Ó Eça, vem cá ver isto!

Os que têm o poder, perdem o poder e reconquistam o poder. São sempre os mesmos. Que pilhéria. E nós, continuamos a jogar à bisca e a dar palmadas na pança. Há tanto tempo que nos separámos da inteligência.

Por Luís Castro, Jornalista

Aproxima-te um pouco de nós e vê», vê que o país continua a perder inteligência e a consciência está em debandada.

Que o tédio permanece nas almas, que emerge a imbecilidade, desprezam-se as ideias e a ignorância é fatalidade. Tal como no teu tempo, a vida segue por conveniência, o povo está na miséria, os serviços públicos dormentes, agiotas à solta com ordenados a mirrar e a ruína económica que cresce, cresce, cresce. O Estado sempre olhado como ladrão e tratado como inimigo, a classe média afunda-se, ninguém crê na honestidade dos homens públicos e não há princípio que não seja desmentido. No entanto, a intriga política alastra-se e o país refastela-se numa sonolência enfastiada – os portugueses já não vivem uma existência, arrastam-se numa dolorosa expiação.

Às Farpas; às Farpas, que os russos vêm aí! Mas o Exército já não bate, só em retirada; e a Marinha chega, mas já não sai. Eça veio ver isto e garante que os vladimires vão chegar em bicos de pés e de lenço no nariz. Os navios já só se impõem pelo respeito da idade, o cordame está podre e a mastreação carunchosa – há, até, a ideia de os alugar para hotéis. Menos um, que se afundou no Tejo enquanto ele apertava os cordões dos sapatos. E o outro, que é um esquife – a hélice – e pôs o país a rir por um mês.

A marinhagem já não quer subir às vergas, afligem-se com as tonturas e não nasceram para aquilo. E o Exército, já nem dá para uma revolta. Está como depois de uma derrota – ao fim de cinquenta anos de paz, já só pode servir como auxiliar. Eça passou por lá e diz que não viu ninguém. Mais: que depois de meia hora de fogo, as armas passam para o inimigo. Terão de correr, mas faltam-lhes as botas. E que aos estados-maiores resta-lhes a bravura da juventude – quando tinham o pulso e o ímpeto, mas veio-lhes a idade.
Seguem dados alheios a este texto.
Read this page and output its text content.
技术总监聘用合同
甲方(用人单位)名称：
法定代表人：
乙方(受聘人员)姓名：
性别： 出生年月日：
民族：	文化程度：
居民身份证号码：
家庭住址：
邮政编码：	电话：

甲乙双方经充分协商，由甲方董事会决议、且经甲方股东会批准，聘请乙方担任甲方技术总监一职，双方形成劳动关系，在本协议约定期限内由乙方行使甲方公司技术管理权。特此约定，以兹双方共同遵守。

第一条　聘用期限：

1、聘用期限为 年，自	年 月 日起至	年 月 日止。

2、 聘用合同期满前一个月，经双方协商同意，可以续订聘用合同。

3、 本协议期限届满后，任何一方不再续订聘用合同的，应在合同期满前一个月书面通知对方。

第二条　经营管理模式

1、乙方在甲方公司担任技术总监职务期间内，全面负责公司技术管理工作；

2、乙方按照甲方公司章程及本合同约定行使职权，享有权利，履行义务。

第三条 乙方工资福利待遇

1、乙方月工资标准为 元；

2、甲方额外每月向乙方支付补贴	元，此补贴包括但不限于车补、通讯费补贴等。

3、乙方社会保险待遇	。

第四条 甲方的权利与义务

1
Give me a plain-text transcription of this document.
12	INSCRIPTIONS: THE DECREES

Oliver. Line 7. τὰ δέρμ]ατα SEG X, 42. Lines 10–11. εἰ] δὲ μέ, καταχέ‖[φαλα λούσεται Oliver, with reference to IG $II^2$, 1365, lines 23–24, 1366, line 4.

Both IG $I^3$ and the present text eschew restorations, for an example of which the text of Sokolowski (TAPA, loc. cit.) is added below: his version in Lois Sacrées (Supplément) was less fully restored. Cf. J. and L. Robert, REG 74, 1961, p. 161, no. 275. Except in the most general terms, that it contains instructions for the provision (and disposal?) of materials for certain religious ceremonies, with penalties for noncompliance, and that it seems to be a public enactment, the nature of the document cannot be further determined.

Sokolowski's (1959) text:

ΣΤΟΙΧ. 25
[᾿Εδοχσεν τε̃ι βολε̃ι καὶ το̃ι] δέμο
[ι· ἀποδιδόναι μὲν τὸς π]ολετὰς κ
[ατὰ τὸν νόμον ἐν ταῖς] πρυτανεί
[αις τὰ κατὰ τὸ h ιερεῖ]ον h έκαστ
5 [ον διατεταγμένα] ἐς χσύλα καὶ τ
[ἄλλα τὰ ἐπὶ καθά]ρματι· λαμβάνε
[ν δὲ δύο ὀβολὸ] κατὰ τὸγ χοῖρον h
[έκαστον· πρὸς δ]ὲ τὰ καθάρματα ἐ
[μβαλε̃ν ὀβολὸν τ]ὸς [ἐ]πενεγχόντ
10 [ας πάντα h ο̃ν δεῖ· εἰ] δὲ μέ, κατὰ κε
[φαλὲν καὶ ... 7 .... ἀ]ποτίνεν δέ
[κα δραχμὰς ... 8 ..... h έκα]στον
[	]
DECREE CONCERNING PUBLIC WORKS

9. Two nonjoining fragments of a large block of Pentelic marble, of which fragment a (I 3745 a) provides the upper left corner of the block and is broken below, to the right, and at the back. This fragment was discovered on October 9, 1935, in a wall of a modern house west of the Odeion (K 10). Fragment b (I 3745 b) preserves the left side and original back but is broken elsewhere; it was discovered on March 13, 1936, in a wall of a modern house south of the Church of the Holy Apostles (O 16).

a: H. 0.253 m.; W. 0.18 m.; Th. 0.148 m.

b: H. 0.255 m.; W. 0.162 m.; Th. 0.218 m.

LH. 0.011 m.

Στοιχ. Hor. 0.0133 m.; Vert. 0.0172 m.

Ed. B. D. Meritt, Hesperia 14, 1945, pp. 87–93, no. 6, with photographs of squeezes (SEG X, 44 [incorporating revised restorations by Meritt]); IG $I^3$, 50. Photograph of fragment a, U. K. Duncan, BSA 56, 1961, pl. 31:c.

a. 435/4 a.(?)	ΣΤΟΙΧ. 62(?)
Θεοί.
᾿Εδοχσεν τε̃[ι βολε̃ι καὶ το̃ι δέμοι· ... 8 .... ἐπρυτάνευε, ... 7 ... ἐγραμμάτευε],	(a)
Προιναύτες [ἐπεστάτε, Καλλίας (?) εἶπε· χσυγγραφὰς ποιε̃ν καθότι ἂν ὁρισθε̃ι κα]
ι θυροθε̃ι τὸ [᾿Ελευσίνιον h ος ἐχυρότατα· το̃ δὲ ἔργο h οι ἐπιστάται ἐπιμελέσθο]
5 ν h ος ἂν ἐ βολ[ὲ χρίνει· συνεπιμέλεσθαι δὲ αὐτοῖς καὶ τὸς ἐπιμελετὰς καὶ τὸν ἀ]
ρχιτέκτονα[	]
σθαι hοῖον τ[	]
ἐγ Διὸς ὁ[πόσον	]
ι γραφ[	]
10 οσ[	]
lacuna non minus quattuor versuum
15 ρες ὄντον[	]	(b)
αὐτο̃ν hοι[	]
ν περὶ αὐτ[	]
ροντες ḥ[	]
Eça quis ir às escolas. Ouviu minhocas e sapos cegos e enganou-se na casa de banho. Quiseram bater-lhe e garantiram-lhe que seria um dos vencidos da vida. Viu um indigente sentado no chão – um humilde desgraçado e cruelmente desatendido. Era professor. E chorava. Sentou-se ao lado dele e chorou também. Mas ansiou-se e foi ao médico. Afinal, não estava lá. Antes que também o fechassem numa murada desgraçada, o senhor doutor pegou nos filhos e foi crescê-los para longe. Sobraram umas compressas que levou para pôr no nariz. Entrou no Parlamento e pediu-lhes que pensassem um pouco na Pátria – porque, enfim, temos uma Pátria –, mas eles só discutiam uma coisa estranha e parecida com uma máquina de escrever. Cá fora, os putos pintavam na parede: «Portugal, continuas a ter em ti o abutre – e o pato!».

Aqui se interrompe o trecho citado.